路上的风依旧带着腐臭,偶尔能听到身后传来若有若无的脚步声,像是有人跟着,可回头望去,只有空荡荡的风。
众人互相照应着,谁也不敢落单,许之楠被江月夜和林婉音护在中间,连大气都不敢出。
不知走了多久,当太阳堪堪从黑色的天幕里挤出一点微光时,前方终于出现了一片建筑群的轮廓。
那是一所学校。
残破的校门上还挂着锈迹斑斑的校牌,围墙虽然塌了大半,却能看到里面有隐约的人影晃动。门口站着两个穿着破旧衣服的人,手里握着木棍,警惕地盯着他们。

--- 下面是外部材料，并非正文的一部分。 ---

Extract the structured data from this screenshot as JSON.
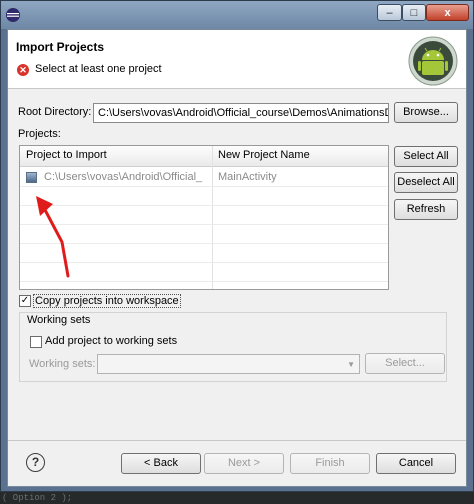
{
  "titlebar": {
    "minimize": "–",
    "maximize": "□",
    "close": "x"
  },
  "header": {
    "title": "Import Projects",
    "message": "Select at least one project"
  },
  "root": {
    "label": "Root Directory:",
    "value": "C:\\Users\\vovas\\Android\\Official_course\\Demos\\AnimationsD",
    "browse_label": "Browse..."
  },
  "projects": {
    "label": "Projects:",
    "columns": [
      "Project to Import",
      "New Project Name"
    ],
    "rows": [
      {
        "path": "C:\\Users\\vovas\\Android\\Official_",
        "name": "MainActivity"
      }
    ],
    "select_all": "Select All",
    "deselect_all": "Deselect All",
    "refresh": "Refresh"
  },
  "copy_into_workspace": {
    "label": "Copy projects into workspace",
    "checked": true
  },
  "working_sets": {
    "group_label": "Working sets",
    "add_label": "Add project to working sets",
    "add_checked": false,
    "field_label": "Working sets:",
    "value": "",
    "select_label": "Select..."
  },
  "footer": {
    "back": "< Back",
    "next": "Next >",
    "finish": "Finish",
    "cancel": "Cancel"
  },
  "background_code": "( Option 2 );"
}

“到了。”祀宿松了口气,紧绷了一路的肩膀终于垮了下来。
单诗烟靠在他身边,指尖依旧冰凉,却轻轻扯了扯他的衣角,露出了一点极淡的笑意。
高凛粼捂着胳膊,粗喘着气,脸上却露出了劫后余生的庆幸。
江月夜一屁股坐在地上,拍着胸口嚷嚷:“啧,去妈的,总算到了,再走几步老子就要散架了!”